Ingredients to Screen For
When evaluating any specific OSEA product, scan the ingredient list for a few things. Essential oils will usually appear by their botanical names: look for words ending in “oil” preceded by a plant name, especially rosemary, clary sage, juniper, cinnamon, or thyme. Small amounts of rosemary extract used as a preservative (listed as Rosmarinus officinalis leaf extract) are generally considered low-risk and appear in countless clean beauty products, including those marketed for pregnancy.
Salicylic acid is another ingredient to watch for in any skincare line, though OSEA doesn’t prominently feature it. Their formulations lean toward gentle, non-exfoliating products, which works in your favor during pregnancy.
If you’re choosing between the scented and unscented version of any OSEA product, go unscented. Natural fragrance in clean beauty almost always means essential oils, and removing that variable simplifies the safety question considerably.
A Practical Approach
The most cautious strategy is to stick with OSEA’s simpler, fragrance-free formulations during pregnancy and save the aromatherapy and essential oil products for later. For face care, the seaweed concentration in a daily moisturizer or serum is small enough that iodine absorption is not a realistic concern for most people. For body care, the fragrance-free body oil is a straightforward choice with a clean ingredient profile.
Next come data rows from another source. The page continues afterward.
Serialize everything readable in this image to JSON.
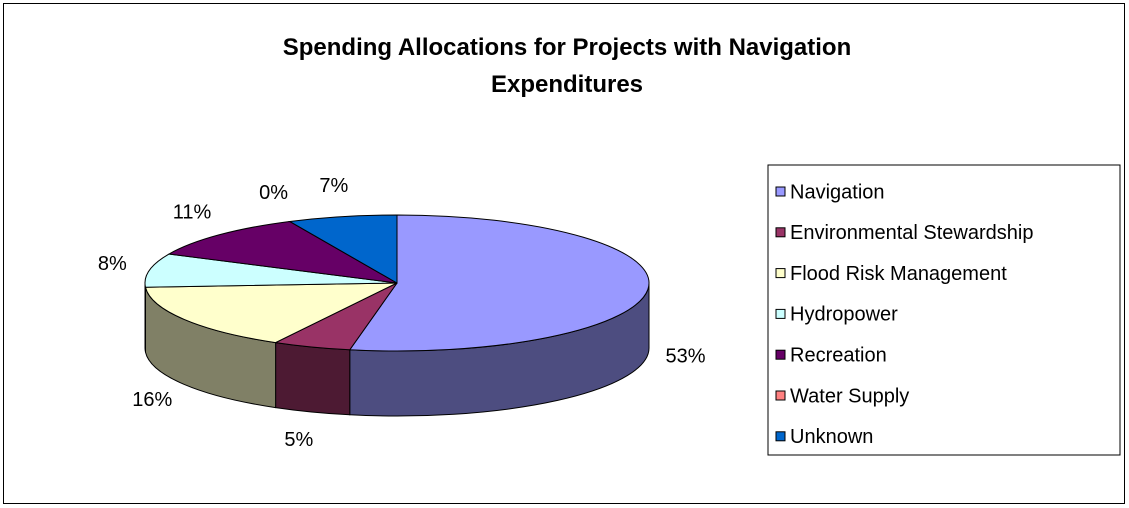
{
  "chart_data": {
    "type": "pie3d",
    "title": "Spending Allocations for Projects with Navigation Expenditures",
    "categories": [
      "Navigation",
      "Environmental Stewardship",
      "Flood Risk Management",
      "Hydropower",
      "Recreation",
      "Water Supply",
      "Unknown"
    ],
    "values": [
      53,
      5,
      16,
      8,
      11,
      0,
      7
    ],
    "value_labels": [
      "53%",
      "5%",
      "16%",
      "8%",
      "11%",
      "0%",
      "7%"
    ],
    "colors": [
      "#9999ff",
      "#993366",
      "#ffffcc",
      "#ccffff",
      "#660066",
      "#ff8080",
      "#0066cc"
    ],
    "legend": "right"
  }
}
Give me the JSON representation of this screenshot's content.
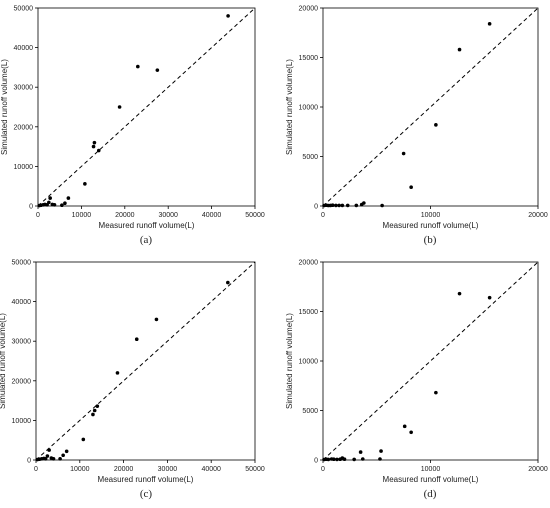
{
  "chart_data": [
    {
      "type": "scatter",
      "panel_label": "(a)",
      "xlabel": "Measured runoff volume(L)",
      "ylabel": "Simulated runoff volume(L)",
      "xlim": [
        0,
        50000
      ],
      "ylim": [
        0,
        50000
      ],
      "xticks": [
        "0",
        "10000",
        "20000",
        "30000",
        "40000",
        "50000"
      ],
      "yticks": [
        "0",
        "10000",
        "20000",
        "30000",
        "40000",
        "50000"
      ],
      "reference_line": "1:1 dashed",
      "grid": false,
      "points": [
        {
          "x": 300,
          "y": 100
        },
        {
          "x": 700,
          "y": 200
        },
        {
          "x": 1200,
          "y": 300
        },
        {
          "x": 1600,
          "y": 400
        },
        {
          "x": 2100,
          "y": 300
        },
        {
          "x": 2500,
          "y": 900
        },
        {
          "x": 2800,
          "y": 2000
        },
        {
          "x": 3300,
          "y": 400
        },
        {
          "x": 3800,
          "y": 300
        },
        {
          "x": 5500,
          "y": 200
        },
        {
          "x": 6200,
          "y": 700
        },
        {
          "x": 7000,
          "y": 2000
        },
        {
          "x": 10800,
          "y": 5600
        },
        {
          "x": 12800,
          "y": 15000
        },
        {
          "x": 13000,
          "y": 16000
        },
        {
          "x": 14000,
          "y": 14000
        },
        {
          "x": 18800,
          "y": 25000
        },
        {
          "x": 23000,
          "y": 35200
        },
        {
          "x": 27500,
          "y": 34300
        },
        {
          "x": 43800,
          "y": 48000
        }
      ]
    },
    {
      "type": "scatter",
      "panel_label": "(b)",
      "xlabel": "Measured runoff volume(L)",
      "ylabel": "Simulated runoff volume(L)",
      "xlim": [
        0,
        20000
      ],
      "ylim": [
        0,
        20000
      ],
      "xticks": [
        "0",
        "10000",
        "20000"
      ],
      "yticks": [
        "0",
        "5000",
        "10000",
        "15000",
        "20000"
      ],
      "reference_line": "1:1 dashed",
      "grid": false,
      "points": [
        {
          "x": 100,
          "y": 50
        },
        {
          "x": 300,
          "y": 80
        },
        {
          "x": 500,
          "y": 50
        },
        {
          "x": 700,
          "y": 60
        },
        {
          "x": 900,
          "y": 80
        },
        {
          "x": 1200,
          "y": 60
        },
        {
          "x": 1500,
          "y": 60
        },
        {
          "x": 1800,
          "y": 60
        },
        {
          "x": 2300,
          "y": 60
        },
        {
          "x": 3100,
          "y": 60
        },
        {
          "x": 3600,
          "y": 150
        },
        {
          "x": 3800,
          "y": 300
        },
        {
          "x": 5500,
          "y": 50
        },
        {
          "x": 7500,
          "y": 5300
        },
        {
          "x": 8200,
          "y": 1900
        },
        {
          "x": 10500,
          "y": 8200
        },
        {
          "x": 12700,
          "y": 15800
        },
        {
          "x": 15500,
          "y": 18400
        }
      ]
    },
    {
      "type": "scatter",
      "panel_label": "(c)",
      "xlabel": "Measured runoff volume(L)",
      "ylabel": "Simulated runoff volume(L)",
      "xlim": [
        0,
        50000
      ],
      "ylim": [
        0,
        50000
      ],
      "xticks": [
        "0",
        "10000",
        "20000",
        "30000",
        "40000",
        "50000"
      ],
      "yticks": [
        "0",
        "10000",
        "20000",
        "30000",
        "40000",
        "50000"
      ],
      "reference_line": "1:1 dashed",
      "grid": false,
      "points": [
        {
          "x": 300,
          "y": 100
        },
        {
          "x": 800,
          "y": 200
        },
        {
          "x": 1300,
          "y": 300
        },
        {
          "x": 1800,
          "y": 400
        },
        {
          "x": 2200,
          "y": 300
        },
        {
          "x": 2600,
          "y": 1000
        },
        {
          "x": 3000,
          "y": 2500
        },
        {
          "x": 3500,
          "y": 500
        },
        {
          "x": 4000,
          "y": 300
        },
        {
          "x": 5500,
          "y": 300
        },
        {
          "x": 6200,
          "y": 1200
        },
        {
          "x": 7000,
          "y": 2200
        },
        {
          "x": 10800,
          "y": 5200
        },
        {
          "x": 13000,
          "y": 11500
        },
        {
          "x": 13400,
          "y": 12500
        },
        {
          "x": 14000,
          "y": 13600
        },
        {
          "x": 18600,
          "y": 22000
        },
        {
          "x": 23000,
          "y": 30500
        },
        {
          "x": 27500,
          "y": 35500
        },
        {
          "x": 43800,
          "y": 44800
        }
      ]
    },
    {
      "type": "scatter",
      "panel_label": "(d)",
      "xlabel": "Measured runoff volume(L)",
      "ylabel": "Simulated runoff volume(L)",
      "xlim": [
        0,
        20000
      ],
      "ylim": [
        0,
        20000
      ],
      "xticks": [
        "0",
        "10000",
        "20000"
      ],
      "yticks": [
        "0",
        "5000",
        "10000",
        "15000",
        "20000"
      ],
      "reference_line": "1:1 dashed",
      "grid": false,
      "points": [
        {
          "x": 100,
          "y": 50
        },
        {
          "x": 300,
          "y": 80
        },
        {
          "x": 500,
          "y": 60
        },
        {
          "x": 800,
          "y": 100
        },
        {
          "x": 1000,
          "y": 80
        },
        {
          "x": 1300,
          "y": 60
        },
        {
          "x": 1600,
          "y": 80
        },
        {
          "x": 1800,
          "y": 200
        },
        {
          "x": 2000,
          "y": 80
        },
        {
          "x": 2900,
          "y": 60
        },
        {
          "x": 3500,
          "y": 800
        },
        {
          "x": 3700,
          "y": 100
        },
        {
          "x": 5300,
          "y": 100
        },
        {
          "x": 5400,
          "y": 900
        },
        {
          "x": 7600,
          "y": 3400
        },
        {
          "x": 8200,
          "y": 2800
        },
        {
          "x": 10500,
          "y": 6800
        },
        {
          "x": 12700,
          "y": 16800
        },
        {
          "x": 15500,
          "y": 16400
        }
      ]
    }
  ]
}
If you’re in your first trimester and feeling especially cautious, that’s the time to be pickiest. The first trimester is when fetal development is most sensitive to outside influences, and it’s when most dermatologists recommend the strictest ingredient screening. By the second and third trimesters, the risk window for most topical ingredients narrows, though it’s still smart to avoid anything you wouldn’t have started using in the first place.
OSEA as a brand sits comfortably in the “cleaner than most” category, which is why it comes up so often in pregnancy skincare discussions. It’s not a blanket yes or no. It’s a line where most products are fine, a few need scrutiny, and the fragrance-free options make the decision easy.